Tim, I usually cook them in the crock pot, and the meat cooked in the crock pot is certainly still good to eat. Why wouldn't it be? But I also have slow roasted them in the oven, it takes 4 hours (could be longer, depending on age, size, and breed) for a bird to get tender at 300F, it's delicious. I use a clay chicken cooker with a lid, so it doesn't dry out. An oven bag would also work, or anything wit a lid so they don't get dry. I've pressure canned them, that's good, too. You can brown them in a skillet, them put them in a pressure cooker to get tender, then crisp in the oven or skillet before serving. I haven't done that, it seems like a lot of trouble, but it's in my pressure canner book. I think you put the pieces up on a rack in the cooker, and put water in the bottom, close it up, and cook a short time. You can also just cook them in a pressure cooker.

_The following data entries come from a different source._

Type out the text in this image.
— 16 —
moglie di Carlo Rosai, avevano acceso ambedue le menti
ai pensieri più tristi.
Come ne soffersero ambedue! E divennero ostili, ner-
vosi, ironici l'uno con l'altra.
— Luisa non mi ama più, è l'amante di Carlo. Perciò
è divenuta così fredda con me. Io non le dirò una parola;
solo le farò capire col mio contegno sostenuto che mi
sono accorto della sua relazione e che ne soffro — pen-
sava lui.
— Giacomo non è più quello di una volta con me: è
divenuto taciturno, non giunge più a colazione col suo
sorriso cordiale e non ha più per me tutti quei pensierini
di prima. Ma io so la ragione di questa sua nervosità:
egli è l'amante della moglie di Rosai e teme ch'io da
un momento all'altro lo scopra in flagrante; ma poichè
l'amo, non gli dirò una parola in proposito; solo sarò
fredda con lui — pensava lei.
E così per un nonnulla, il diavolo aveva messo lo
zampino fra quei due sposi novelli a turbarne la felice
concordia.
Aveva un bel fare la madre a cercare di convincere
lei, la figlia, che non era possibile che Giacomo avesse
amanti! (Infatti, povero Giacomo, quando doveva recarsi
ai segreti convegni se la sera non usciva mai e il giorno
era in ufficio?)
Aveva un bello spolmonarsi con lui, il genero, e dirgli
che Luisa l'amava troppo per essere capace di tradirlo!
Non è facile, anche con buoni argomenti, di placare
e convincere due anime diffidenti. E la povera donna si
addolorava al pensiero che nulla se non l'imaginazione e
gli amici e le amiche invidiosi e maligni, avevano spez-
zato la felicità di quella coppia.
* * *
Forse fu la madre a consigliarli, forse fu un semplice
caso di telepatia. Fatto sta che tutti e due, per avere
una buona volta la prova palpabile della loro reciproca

I take the meat off the bones when I crock-pot them, and use it to make tacos, sandwiches, enchiladas, burritos, tamales, stir-fry, chicken salad, chicken and dumplings, chicken pie, casseroles, or whatever else I think of. Somebody recently posted how her grandmother slow simmered them whole until tender, then put them in the oven with almost done root veggies and roasted until the skined browned and the veggies were done, it sounds great, and I'm gonna try it myself.
Limiting the use of older birds to "only good for broth and soup" is nonsense, and encourages waste of perfectly good meat. But I read that comment often, and I suppose that if somebody can't figure out how to put a bird in the crock pot and plug it in, they probably won't use the other methods, either.